Research with people who sought abortions between 2020 and 2022 in Australia provides evidence of denial of care, rushed interactions, mistreatment, widespread assumptions about their pregnancy intentions, and judgment from healthcare providers.  

Our work adds to the growing body of evidence, in Australia and internationally, showing that the stigmatisation of abortion inhibits access to quality care.  

What can be done to de-stigmatise abortion and secure access to quality abortion care? 

The antidote to stigma is normalisation, a process through which abortion becomes understood as a regular part of healthcare rather than deviant, illicit, or “other”. 

The Senate Inquiry announced in late 2022 gave us a glimmer of hope that there is genuine Federal Government commitment to gender responsiveness in its fullest of forms – to work against harmful and antiquated unequal gendered power relations, the patriarchal influences of Australia’s medical system, the control of female sexuality and bodies, and the idealisation of motherhood as the central role of women.  

The collective message among hundreds of submissions to the Senate Inquiry is clear: Abortion is an essential and normal part of health care. Investments are needed to achieve accessible and high-quality abortion care.

And there are some promising signs that much-needed changes to abortion may be afoot. 

In the wake of an inquiry into ACT’s abortion services, all people living in the ACT will soon be able to access free public abortion care up to 16 weeks gestation – an important precedent for the rest of Australia. 

Last week Senator Larissa Waters, the original sponsor and champion of the Senate Inquiry, indicated that the Therapeutic Goods Administration (TGA) may approve all GPs and nurses and midwives as prescribers of medication abortion (a combination of misoprostol and mifepristone medication) for pregnancies under 9 weeks gestation (‘early medical abortion’). 

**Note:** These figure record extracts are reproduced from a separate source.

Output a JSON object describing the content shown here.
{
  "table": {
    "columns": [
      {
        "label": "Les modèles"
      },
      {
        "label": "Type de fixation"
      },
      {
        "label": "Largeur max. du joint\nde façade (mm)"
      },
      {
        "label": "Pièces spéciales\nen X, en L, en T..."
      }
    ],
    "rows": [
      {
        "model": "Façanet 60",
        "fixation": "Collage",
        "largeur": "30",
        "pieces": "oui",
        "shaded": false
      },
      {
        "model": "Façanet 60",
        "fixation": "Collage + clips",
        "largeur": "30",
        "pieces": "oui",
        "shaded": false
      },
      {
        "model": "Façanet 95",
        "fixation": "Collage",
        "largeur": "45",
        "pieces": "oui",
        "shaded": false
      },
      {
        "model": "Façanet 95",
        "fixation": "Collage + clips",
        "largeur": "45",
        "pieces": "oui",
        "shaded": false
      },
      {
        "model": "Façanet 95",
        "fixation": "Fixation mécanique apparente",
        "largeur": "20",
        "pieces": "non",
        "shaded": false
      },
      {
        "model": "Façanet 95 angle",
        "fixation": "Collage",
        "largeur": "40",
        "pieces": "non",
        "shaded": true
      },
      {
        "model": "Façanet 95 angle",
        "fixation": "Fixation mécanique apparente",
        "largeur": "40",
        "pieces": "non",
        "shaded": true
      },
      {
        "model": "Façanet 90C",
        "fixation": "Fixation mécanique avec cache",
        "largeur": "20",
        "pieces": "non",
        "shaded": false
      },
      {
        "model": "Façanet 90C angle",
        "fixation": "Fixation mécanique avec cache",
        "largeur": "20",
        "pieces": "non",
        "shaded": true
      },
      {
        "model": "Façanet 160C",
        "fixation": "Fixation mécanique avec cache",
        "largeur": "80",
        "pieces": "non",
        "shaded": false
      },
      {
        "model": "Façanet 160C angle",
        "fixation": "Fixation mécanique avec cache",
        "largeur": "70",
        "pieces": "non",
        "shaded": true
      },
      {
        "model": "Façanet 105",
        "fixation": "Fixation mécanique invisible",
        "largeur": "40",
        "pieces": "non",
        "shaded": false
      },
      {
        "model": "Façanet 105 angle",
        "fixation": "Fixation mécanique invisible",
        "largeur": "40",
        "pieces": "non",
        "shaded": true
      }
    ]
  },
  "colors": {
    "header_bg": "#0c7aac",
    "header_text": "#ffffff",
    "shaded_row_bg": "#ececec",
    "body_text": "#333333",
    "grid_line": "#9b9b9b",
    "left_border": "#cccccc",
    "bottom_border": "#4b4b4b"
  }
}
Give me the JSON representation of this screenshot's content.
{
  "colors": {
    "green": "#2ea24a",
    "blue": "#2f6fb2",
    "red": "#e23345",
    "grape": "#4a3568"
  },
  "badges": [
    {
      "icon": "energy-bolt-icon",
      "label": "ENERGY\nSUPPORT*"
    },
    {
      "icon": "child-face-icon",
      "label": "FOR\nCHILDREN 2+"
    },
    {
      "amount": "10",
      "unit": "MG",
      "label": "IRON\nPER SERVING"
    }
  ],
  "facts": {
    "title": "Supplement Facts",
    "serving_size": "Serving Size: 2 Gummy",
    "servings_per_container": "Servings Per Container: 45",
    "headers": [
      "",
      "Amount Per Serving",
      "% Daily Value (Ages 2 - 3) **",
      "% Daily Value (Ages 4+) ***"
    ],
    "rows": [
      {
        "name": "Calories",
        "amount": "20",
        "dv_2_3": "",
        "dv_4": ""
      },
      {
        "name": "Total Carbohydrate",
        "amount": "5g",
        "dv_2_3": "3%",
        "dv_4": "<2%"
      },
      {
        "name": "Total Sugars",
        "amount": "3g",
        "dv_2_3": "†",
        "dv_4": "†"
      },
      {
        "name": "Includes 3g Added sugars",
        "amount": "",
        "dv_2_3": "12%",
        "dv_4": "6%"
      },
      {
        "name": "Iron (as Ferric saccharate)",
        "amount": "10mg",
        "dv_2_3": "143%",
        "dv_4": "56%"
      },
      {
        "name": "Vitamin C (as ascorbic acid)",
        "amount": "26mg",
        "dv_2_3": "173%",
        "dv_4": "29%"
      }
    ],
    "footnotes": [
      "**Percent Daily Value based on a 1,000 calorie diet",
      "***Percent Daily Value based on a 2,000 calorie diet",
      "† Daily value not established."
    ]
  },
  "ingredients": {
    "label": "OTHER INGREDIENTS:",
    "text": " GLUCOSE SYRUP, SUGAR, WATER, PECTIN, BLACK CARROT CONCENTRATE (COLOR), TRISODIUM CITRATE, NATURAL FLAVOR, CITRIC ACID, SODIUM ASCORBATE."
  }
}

This would expand the abortion workforce and promote access across Australia, a pressing need because less than 7% of GPs in Australia were registered to prescribe early medical abortion in 2021 (despite all GPs being eligible). Nurse and midwife abortion provision has been called for by research and professional bodies internationally. In fact, Australian nurses and midwives already provide abortion care to people affected by gender-based violence and are “commit[ed] to safe, timely, and stigma-free care and putting aside conflicting personal values”

Most Australians support reproductive choice but does the Federal Government?  

Is the current Federal Government, albeit better at gender-based listening than the previous, ready to move past anticipated debate and engage publicly with abortion as a demonstration of its commitment to gender-responsive and rights-based governance? 

When the Senate Inquiry report into universal reproductive healthcare is finally released, the Federal Government has an opportunity to demonstrate its commitment to gender equity by amply funding the Senate Inquiry’s recommendations.  

Our fear: That the people accessing and providing abortion care will be forced to wait for another year, another budget, another set of excuses.  

Our hope: That the Senate Inquiry recommendations include robust funding which the Federal Government make available in this fiscal year. The time is now to ensure transformational and sustainable change. We simply cannot wait any longer.  

About the authors — Sarah Ratcliffe, Shelly Makleff, Anna Noonan and Kari Vallury:

We are members of a collective of scholars working on reimagining abortion access and eradicating abortion stigma in Australia and beyond. Our work takes an equity-responsive position and seeks to better understand how and why abortion remains exceptional to mainstream healthcare when Australians and science support reproductive choice.